A mother in Arizona was left shaken after she narrowly avoided paying scammers thousands of dollars after they convinced her that they were holding her 15-year-old daughter hostage.
Jennifer DeStefano told local KPHO that she never doubted it was her daughter on the line for a single moment.
“It was completely her voice,” the Scottsdale resident said in a video interview last week.
DeStefano recounted that she got a call from an unfamiliar phone number while she was out at her other daughter’s dance studio. She almost let it go to voicemail, but picked it up because her 15-year-old daughter was out of town skiing and she feared there may have been an accident.
“I pick up the phone and I hear my daughter’s voice, and it says, ‘Mom!’ and she’s sobbing,” DeStefano said. “I said, ‘What happened?’ And she said, ‘Mom, I messed up,’ and she’s sobbing and crying.”
That’s when a man’s voice took over the call, seeming to order DeStefano’s daughter to lie back down.
“This man gets on the phone and he’s like, ‘Listen here. I’ve got your daughter. This is how it’s going to go down. You call the police, you call anybody, I’m going to pop her so full of drugs. I’m going to have my way with her and I’m going to drop her off in Mexico,’” DeStefano said.
“And at that moment, I just started shaking. In the background, she’s going, ‘Help me, Mom. Please help me. Help me,’ and bawling.”
DeStefano said the voice was indistinguishable from her real daughter’s, who was later confirmed safe and was never in any danger.
“It was completely her voice. It was her inflection. It was the way she would have cried,” DeStefano said.
The man on the line demanded US$1 million for her daughter’s safe return. DeStefano told them that she didn’t have that much money and he eventually lowered the “ransom” to US$50,000.
Because DeStefano was at her other daughter’s dance studio, she was surrounded by other worried parents who caught on to the situation. One called 911 and another called DeStefano’s husband.
Within four minutes, they were able to confirm that DeStefano’s supposedly kidnapped daughter was safe, KPHO reported.
DeStefano hung up on the scammers and broke down crying.
“It all just seemed so real,” she said. “I never doubted for one second it was her. That’s the freaky part that really got me to my core.”
In reality, the 15-year-old had never said any of the things her mother heard on the phone that day. Though police are still investigating the extortion attempt, it’s believed the scammer used artificial intelligence (AI) software to clone the teen’s voice.

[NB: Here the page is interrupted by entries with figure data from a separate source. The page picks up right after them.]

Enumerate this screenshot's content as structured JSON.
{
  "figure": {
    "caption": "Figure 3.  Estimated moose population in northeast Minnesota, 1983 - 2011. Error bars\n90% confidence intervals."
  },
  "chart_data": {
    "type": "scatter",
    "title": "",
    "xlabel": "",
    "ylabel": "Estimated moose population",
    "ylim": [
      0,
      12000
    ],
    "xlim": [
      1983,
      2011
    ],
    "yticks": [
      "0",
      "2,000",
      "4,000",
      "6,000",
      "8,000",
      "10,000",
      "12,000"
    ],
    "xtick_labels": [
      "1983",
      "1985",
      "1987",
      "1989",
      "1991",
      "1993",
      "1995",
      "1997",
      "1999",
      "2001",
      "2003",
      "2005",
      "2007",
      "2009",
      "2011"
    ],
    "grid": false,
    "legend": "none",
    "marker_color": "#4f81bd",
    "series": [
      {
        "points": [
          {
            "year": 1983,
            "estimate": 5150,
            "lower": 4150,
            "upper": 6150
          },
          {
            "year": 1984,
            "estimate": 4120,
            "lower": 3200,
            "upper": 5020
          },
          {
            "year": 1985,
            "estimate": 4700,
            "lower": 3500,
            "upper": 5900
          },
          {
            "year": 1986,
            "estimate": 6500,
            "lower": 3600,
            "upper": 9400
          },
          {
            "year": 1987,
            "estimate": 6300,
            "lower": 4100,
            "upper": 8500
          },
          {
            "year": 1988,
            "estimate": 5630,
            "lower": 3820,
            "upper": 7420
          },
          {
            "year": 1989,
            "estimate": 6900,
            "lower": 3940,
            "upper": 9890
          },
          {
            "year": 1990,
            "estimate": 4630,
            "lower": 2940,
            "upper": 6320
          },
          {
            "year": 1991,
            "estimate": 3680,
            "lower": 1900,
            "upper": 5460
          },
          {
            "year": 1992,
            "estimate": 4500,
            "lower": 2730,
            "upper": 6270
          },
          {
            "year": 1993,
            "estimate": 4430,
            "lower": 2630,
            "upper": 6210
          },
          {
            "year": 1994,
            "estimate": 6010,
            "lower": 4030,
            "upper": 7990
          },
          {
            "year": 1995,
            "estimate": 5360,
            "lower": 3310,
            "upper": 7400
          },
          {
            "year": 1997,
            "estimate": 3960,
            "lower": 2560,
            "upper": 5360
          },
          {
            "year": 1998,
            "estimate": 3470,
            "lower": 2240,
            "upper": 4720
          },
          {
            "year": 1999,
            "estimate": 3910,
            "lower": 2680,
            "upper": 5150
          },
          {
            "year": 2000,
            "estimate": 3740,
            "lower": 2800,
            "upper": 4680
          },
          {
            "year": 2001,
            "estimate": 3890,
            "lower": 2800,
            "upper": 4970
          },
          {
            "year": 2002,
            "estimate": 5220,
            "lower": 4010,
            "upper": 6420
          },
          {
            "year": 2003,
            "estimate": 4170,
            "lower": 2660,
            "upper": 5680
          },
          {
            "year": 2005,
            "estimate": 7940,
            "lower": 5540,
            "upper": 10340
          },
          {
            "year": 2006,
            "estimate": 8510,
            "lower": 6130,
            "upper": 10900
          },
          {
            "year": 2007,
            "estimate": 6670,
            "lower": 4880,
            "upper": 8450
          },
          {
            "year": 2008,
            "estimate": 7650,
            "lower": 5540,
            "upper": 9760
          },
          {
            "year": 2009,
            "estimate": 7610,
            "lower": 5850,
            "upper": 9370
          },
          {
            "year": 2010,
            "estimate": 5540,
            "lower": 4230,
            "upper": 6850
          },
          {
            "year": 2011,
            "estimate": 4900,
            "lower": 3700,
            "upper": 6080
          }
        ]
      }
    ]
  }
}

AI-generated voices are already being used on-screen to replicate actors. One recent example is James Earl Jones, now 92 years old, whose iconic voice has aged since his portrayal of Darth Vader in Star Wars. Last year, the actor signed off on a deal to allow Disney to use AI to replicate his voice from his initial performance for use in the TV series Obi-Wan Kenobi.
Experts say that AI voice generation is becoming easier to access and use by the everyday person as the technology improves — it’s not just in the hands of Hollywood and computer programmers anymore.
It used to take extensive recordings to create a believable cloned voice, but now, it only takes seconds of recorded speech.
In January, an AI research lab that released a beta version tool for synthetic speech shared a Twitter thread that revealed that “a set of actors” were using the company’s technology for “malicious purposes.”
ElevenLabs wrote that their VoiceLab technology was being increasingly used in a “number of voice cloning misuse cases,” which led the company to roll out a series of new features to make its synthetic speech more easily verifiable as AI-generated, and hid it behind a paywall.
Dan Mayo, the assistant special agent in charge of the FBI’s Phoenix office, told KPHO that scammers using AI voice cloning technology are becoming more common. It “happens on a daily basis,” he said, though not every victim of an AI scam reports it.
“Trust me, the FBI is looking into these people, and we will find them,” Mayo said.
Mayo is urging people to keep their social media profiles private and not visible to the public, as this is usually how scammers find examples of a person’s voice for cloning.
“If you have (social media accounts) public, you’re allowing yourself to be scammed by people like this, because they’re going to be looking for public profiles that have as much information as possible on you, and when they get a hold of that, they’re going to dig into you,” Mayo said.
Earlier this month, a couple in Canada was reportedly scammed out of $21,000 after someone claiming to be a lawyer managed to convince them their son was in jail for killing a diplomat in a car accident.
The scammer used an AI-generated voice to pose as the couple’s son, pleading with his parents to pay his bogus legal fees, the Washington Post reported.
The son told the outlet that the voice was “close enough for my parents to truly believe they did speak with me.”
The couple sent the scammer money through Bitcoin before realizing that their son was in no danger when he called to check in later that evening.